Alfiere di questa linea di pensiero è il premio nobel Eugene Fama. A chi gli chiede un giudizio su possibili bolle speculative legate all’hi tech o alle criptovalute, il professore risponde che non si possono prevedere. Motiva la sua convinzione con un ragionamento disarmante: “Per sapere se esiste una bolla hi-tech, occorre conoscere quando finisce. Non essendoci ad oggi criteri oggettivi per predire la fine di un periodo di gonfiamento dei prezzi – aggiunge Fama – possiamo definire una bolla solo quando è ormai scoppiata”.
Quella di Fama è un’opinione che trova molti pareri opposti. Sul Journal of Financial Economics, tre autorevoli economisti statunitensi (Robin Greenwood, Andrei Shleifer e Yang You) fanno presente che il comportamento anomalo dei prezzi e la forte volatilità aumentano la probabilità di un crash. Individuati tali andamenti e scoperti i parametri – secondo questa teoria – è possibile prevedere in anticipo lo scoppio della bolla.
Tra i maggiori sostenitori che gli unicorni stiano drogando il mercato è l’Economist che sembra restare fedele alla convinzione “tradizionale” secondo la quale al valore di un’azione deve corrispondere, in ultima analisi, una redditività dell’economia reale. Considerazioni espresse in occasione dell’ingresso in borsa di due gioielli hi-tech, Zoom (azienda che offre servizi per teleconferenze) e Pinterest (social di immagini). In pochissimo tempo Zoom ha capitalizzato 16 miliardi di dollari mentre Printerest ha sfondato quota 12 miliardi. Questo accadeva poco prima che si affacciassero ai listi anche Uber , Airbnb, SpaceX (società aerospaziale), Stripe (piattaforma finanziaria) e altre ancora. Una girandola di centinaia di miliardi di dollari che la redazione dell’Economist guarda con grande sospetto. La critica del settimanale britannico è di quelle molto pesanti: il loro modello di business non convince. Le società stanno raccogliendo dagli investitori molti più soldi di quanti poi ne faranno dai clienti dei loro prodotti.
Alcune di queste aziende hanno già cominciato a denunciare perdite. L’Economist afferma che nel nuovo mondo ad alto contenuto di innovazione, sopravviveranno soltanto quelle realtà che diventeranno enormi e, in pratica, monopolistiche. E’ il processo denominato “blitzscaling”, parola che sottolinea la velocità con cui tutto ciò deve accadere.

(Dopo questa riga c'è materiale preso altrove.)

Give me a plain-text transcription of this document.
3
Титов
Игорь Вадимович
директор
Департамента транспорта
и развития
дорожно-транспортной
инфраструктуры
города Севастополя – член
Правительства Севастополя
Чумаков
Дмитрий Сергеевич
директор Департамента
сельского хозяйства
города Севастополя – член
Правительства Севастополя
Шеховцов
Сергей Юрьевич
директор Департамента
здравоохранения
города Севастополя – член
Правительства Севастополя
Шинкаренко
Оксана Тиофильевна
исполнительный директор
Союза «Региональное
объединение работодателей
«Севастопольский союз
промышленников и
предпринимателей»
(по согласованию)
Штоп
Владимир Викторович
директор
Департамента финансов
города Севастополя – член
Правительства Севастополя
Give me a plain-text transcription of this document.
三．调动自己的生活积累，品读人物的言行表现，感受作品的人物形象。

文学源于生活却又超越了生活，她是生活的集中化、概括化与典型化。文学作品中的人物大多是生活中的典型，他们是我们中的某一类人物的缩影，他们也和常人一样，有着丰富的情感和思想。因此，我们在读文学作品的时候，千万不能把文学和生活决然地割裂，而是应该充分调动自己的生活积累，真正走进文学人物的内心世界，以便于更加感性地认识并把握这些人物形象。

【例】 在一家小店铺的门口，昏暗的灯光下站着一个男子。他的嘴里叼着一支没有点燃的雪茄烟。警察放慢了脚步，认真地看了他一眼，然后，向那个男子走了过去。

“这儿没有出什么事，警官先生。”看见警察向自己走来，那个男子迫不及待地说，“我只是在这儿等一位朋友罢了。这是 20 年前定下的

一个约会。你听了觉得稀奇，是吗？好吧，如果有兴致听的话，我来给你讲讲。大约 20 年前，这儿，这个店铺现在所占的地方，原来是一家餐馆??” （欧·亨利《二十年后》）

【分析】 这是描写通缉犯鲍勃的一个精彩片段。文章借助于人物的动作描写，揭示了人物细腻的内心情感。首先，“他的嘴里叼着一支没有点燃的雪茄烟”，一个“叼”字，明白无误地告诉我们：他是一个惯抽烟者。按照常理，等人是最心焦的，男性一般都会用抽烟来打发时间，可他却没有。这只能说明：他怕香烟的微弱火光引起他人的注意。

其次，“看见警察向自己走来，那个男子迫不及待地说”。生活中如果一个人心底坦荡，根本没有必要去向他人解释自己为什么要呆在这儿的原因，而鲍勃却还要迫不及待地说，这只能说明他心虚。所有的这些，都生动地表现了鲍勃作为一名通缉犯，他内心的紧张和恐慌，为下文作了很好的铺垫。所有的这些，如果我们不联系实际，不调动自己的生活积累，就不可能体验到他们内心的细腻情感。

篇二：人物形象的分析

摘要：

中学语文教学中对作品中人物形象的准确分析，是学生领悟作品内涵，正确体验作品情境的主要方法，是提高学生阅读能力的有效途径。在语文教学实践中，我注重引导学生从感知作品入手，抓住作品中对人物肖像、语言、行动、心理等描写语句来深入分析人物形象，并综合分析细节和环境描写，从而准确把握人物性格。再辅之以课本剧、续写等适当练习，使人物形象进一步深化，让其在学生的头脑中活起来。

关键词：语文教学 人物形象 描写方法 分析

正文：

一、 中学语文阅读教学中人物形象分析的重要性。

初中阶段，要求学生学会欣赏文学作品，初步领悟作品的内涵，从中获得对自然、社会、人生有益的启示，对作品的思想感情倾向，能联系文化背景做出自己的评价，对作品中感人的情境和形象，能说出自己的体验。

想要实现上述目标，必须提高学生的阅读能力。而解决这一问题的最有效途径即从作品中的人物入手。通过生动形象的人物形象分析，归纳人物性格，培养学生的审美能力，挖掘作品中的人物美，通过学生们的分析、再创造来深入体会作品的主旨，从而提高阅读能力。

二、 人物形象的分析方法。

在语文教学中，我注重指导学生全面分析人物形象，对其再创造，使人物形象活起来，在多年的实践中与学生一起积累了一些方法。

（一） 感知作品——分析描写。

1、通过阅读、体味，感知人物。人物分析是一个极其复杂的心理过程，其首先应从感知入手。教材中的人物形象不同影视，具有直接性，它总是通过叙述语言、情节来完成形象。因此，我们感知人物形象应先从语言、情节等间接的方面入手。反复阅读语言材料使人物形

Il problema, in Italia, è stato sollevato anche dal Corriere della Sera che mette a fuoco un tema cruciale per il prossimo futuro: “Il vero pericolo arriverà più che dai rivali o dalla bolla sui mercati finanziari, dalle autorità di regolamentazione: molte di queste società sono in regime di oligopolio o peggio e, come propongono alcuni candidati democratici alla Casa Bianca, è venuto il momento di imporre uno spezzativo per avere maggiore concorrenza e creare nuove opportunità anche per altri”.